The present proposal is concerned with the study of regularisation-by-noise phenomena. For those born before the 90s, it can be thought of as the classical technique of (not so) gently slapping the TV in order to bring it back to life. A similar phenomenon happens with differential equations. One of the main concerns in the study of differential equations is the so-called well-posedness, that is, the existence and the uniqueness of solutions. However, there are many equations that suffer from lack of well-posedness, that is, they might have multiple (in fact infinitely many) solutions or might not have a solution at all. A remarkable result in mathematics states that for a large class of those equations, well-posedness can be retrieved provided that the system is perturbed by a random (stochastic), sufficiently rough force. This demonstrates that randomness can have a beneficial impact on dynamical systems.

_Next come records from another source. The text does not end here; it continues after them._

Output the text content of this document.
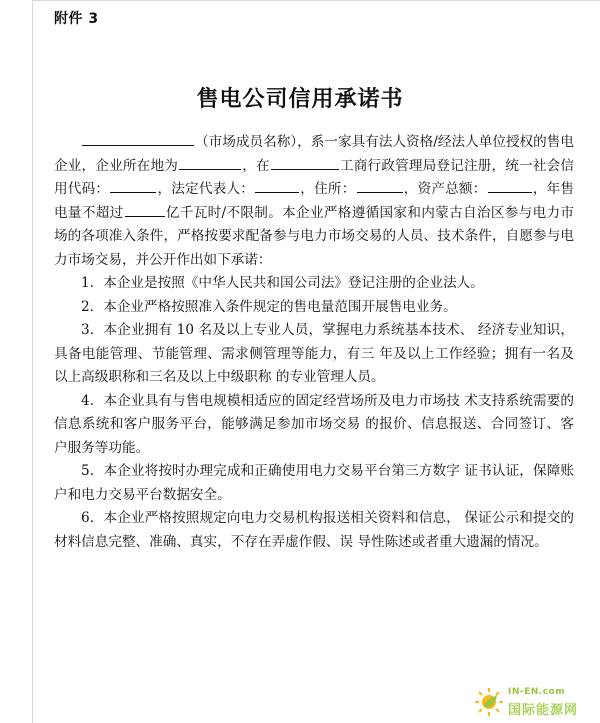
附件 3
售电公司信用承诺书

（市场成员名称），系一家具有法人资格/经法人单位授权的售电企业，企业所在地为	，在	工商行政管理局登记注册，统一社会信用代码：	，法定代表人：	，住所：	，资产总额：	，年售电量不超过	亿千瓦时/不限制。本企业严格遵循国家和内蒙古自治区参与电力市场的各项准入条件，严格按要求配备参与电力市场交易的人员、技术条件，自愿参与电力市场交易，并公开作出如下承诺：

1．本企业是按照《中华人民共和国公司法》登记注册的企业法人。

2．本企业严格按照准入条件规定的售电量范围开展售电业务。

3．本企业拥有 10 名及以上专业人员，掌握电力系统基本技术、 经济专业知识，具备电能管理、节能管理、需求侧管理等能力，有三 年及以上工作经验；拥有一名及以上高级职称和三名及以上中级职称 的专业管理人员。

4．本企业具有与售电规模相适应的固定经营场所及电力市场技 术支持系统需要的信息系统和客户服务平台，能够满足参加市场交易 的报价、信息报送、合同签订、客户服务等功能。

5．本企业将按时办理完成和正确使用电力交易平台第三方数字 证书认证，保障账户和电力交易平台数据安全。

6．本企业严格按照规定向电力交易机构报送相关资料和信息， 保证公示和提交的材料信息完整、准确、真实，不存在弄虚作假、误 导性陈述或者重大遗漏的情况。

IN-EN.com
国际能源网
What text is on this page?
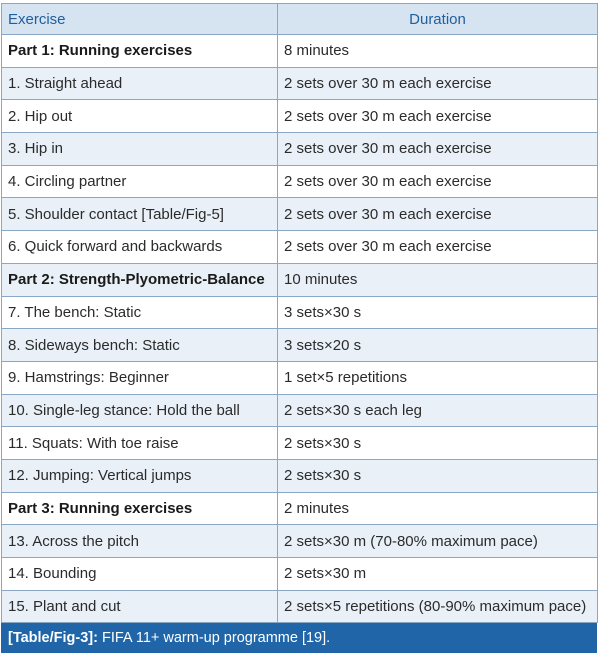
Exercise	Duration
Part 1: Running exercises	8 minutes
1. Straight ahead	2 sets over 30 m each exercise
2. Hip out	2 sets over 30 m each exercise
3. Hip in	2 sets over 30 m each exercise
4. Circling partner	2 sets over 30 m each exercise
5. Shoulder contact [Table/Fig-5]	2 sets over 30 m each exercise
6. Quick forward and backwards	2 sets over 30 m each exercise
Part 2: Strength-Plyometric-Balance	10 minutes
7. The bench: Static	3 sets×30 s
8. Sideways bench: Static	3 sets×20 s
9. Hamstrings: Beginner	1 set×5 repetitions
10. Single-leg stance: Hold the ball	2 sets×30 s each leg
11. Squats: With toe raise	2 sets×30 s
12. Jumping: Vertical jumps	2 sets×30 s
Part 3: Running exercises	2 minutes
13. Across the pitch	2 sets×30 m (70-80% maximum pace)
14. Bounding	2 sets×30 m
15. Plant and cut	2 sets×5 repetitions (80-90% maximum pace)
[Table/Fig-3]: FIFA 11+ warm-up programme [19].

Equations which need the presence of the noise in order to be well-posed are extremely interesting from mathematical point of view, but their importance goes beyond mathematics as they are increasingly used in the applied sciences. Among others, they are used in engineering in order to simulate transport-diffusion phenomena, in finance for modelling equity markets, and in neuroscience for modelling interacting neurons. Further, there is an increasing interest of the mathematical community in the regularising properties that noise can have in equations arising in fluid dynamics which are not known to be well-posed, such as the 3D Navier-Stokes equation. Up to now, there has been a satisfactorily developed theory for a particular class of noises, so-called Markovian, whose main characteristic is that they do not have memory. However, in practice, most of the systems do have memory. Consequently, non-Markovian noises are day-by-day used in order to model noisy dynamical systems, for example, the so-called rough volatility models in finance. The theory concerning such noises is not so well-developed. The existing techniques strongly rely on the Markovian nature of the underlying problem, hence they cannot be applied to non-Markovian settings. On a more conceptual level, the main challenge lies on a unique feature of this type of noises: they are both "friend and enemy". On the one hand, their roughness provides a regularisation effect, but on the other hand it gives rise to analytically ill-defined mathematical objects.
The aim of the this project is to reconcile these two sides of such noises. We will develop methods that on the one hand will allow us to quantify the regularising properties of the noise and at the same time to handle those analytically ill-defined objects. Further, we will use these properties in order to show well-posedness for a large class of extremely singular equations, both in finite and infinite dimensions, and we will study their numerical approximation. In order to do that, we are planning to introduce a novel method based on very recently obtained Stochastic Sewing techniques combined with tools from Malliavin Calculus and Rough Paths, which will overcome all the limitations of the traditional methods. Other than the results, our main contribution will be the method itself. Since it will not rely on classical tools from Itô's theory, it will be applicable in a variety of settings where these tools are not available, and it will set the foundations for new directions of research.